Limited sickle cell donor cell availability also restricts comprehensive testing of the new technology.

“The key to this is safety,” Dr. Mark Walters, a pediatric hematologist-oncologist in California who has advised on the development of the treatment, said in a recent article published in Nature. “That’s the question that could really affect decision making, and the safety information is still quite limited.”

What Are the Dangers of DNA Manipulation?
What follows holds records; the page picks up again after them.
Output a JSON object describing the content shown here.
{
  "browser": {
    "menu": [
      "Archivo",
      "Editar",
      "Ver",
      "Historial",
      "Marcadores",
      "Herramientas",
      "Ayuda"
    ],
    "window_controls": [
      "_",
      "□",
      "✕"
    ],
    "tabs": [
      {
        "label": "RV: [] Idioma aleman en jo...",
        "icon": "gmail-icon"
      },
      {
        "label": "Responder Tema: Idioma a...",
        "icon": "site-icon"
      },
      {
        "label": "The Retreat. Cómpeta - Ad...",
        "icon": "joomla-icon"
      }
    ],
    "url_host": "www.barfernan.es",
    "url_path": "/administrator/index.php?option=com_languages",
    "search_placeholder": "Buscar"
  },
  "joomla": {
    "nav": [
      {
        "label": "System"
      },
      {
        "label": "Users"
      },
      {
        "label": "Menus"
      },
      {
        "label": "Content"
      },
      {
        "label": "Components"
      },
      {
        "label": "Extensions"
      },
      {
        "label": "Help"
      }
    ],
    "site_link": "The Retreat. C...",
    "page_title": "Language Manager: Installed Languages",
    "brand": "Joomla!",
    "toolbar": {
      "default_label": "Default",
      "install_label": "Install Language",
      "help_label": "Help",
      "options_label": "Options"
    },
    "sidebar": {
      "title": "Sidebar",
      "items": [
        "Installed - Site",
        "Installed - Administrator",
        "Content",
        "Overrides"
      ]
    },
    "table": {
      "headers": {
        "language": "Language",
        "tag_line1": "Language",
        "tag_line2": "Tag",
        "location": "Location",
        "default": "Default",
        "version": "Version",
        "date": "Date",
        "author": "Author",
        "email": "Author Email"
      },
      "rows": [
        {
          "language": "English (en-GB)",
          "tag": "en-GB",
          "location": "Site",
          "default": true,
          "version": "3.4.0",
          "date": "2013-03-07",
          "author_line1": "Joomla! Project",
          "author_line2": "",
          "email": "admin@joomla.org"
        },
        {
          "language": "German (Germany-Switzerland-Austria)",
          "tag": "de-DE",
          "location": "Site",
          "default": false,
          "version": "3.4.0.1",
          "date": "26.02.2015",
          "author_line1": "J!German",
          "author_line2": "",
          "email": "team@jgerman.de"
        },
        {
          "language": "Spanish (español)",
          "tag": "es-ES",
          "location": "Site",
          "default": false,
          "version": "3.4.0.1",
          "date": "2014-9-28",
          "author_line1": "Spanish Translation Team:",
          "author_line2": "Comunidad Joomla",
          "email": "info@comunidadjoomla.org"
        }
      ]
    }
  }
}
Manipulating DNA holds promise in fields like medicine, agriculture, and research but also risks. Several potential dangers include:

Unintended Consequences

Changing DNA may impact other genes or health in unforeseen ways. The FDA expressed this concern about off-target effects of the proposed CRISPR sickle cell treatment.

Health Risks

Genetic modifications could lead to unexpected allergic reactions or other health problems.

Long-Term Effects

DNA changes may get passed to future generations, with unknown long-term effects on gene pools and biodiversity.

Ethical Concerns

Manipulating DNA, especially in humans, raises ethical issues. This includes concerns about creating designer babies, eugenics, and altering human traits, leading to ethical debates about the limits of such interventions.

Ecosystem Impact

In agriculture, modified DNA could affect other species and ecological balance. For instance, genetically modified organisms might outcompete or adversely affect native species.

Gene Flow

Modified genes could spread unintentionally by interbreeding with wild species.

Weaponization

Genetic manipulation may be misused to create biological weapons or pathogens, raising serious security concerns.

Regulatory Challenges

Overseeing DNA modification is difficult and risks misuse without adequate regulation.

To address these dangers, it’s crucial to proceed with caution, using robust safety protocols, rigorous testing, ethical guidelines, and transparent regulations in research and applications involving DNA manipulation. The goal should be to balance innovation and potential benefits with responsible and mindful practices.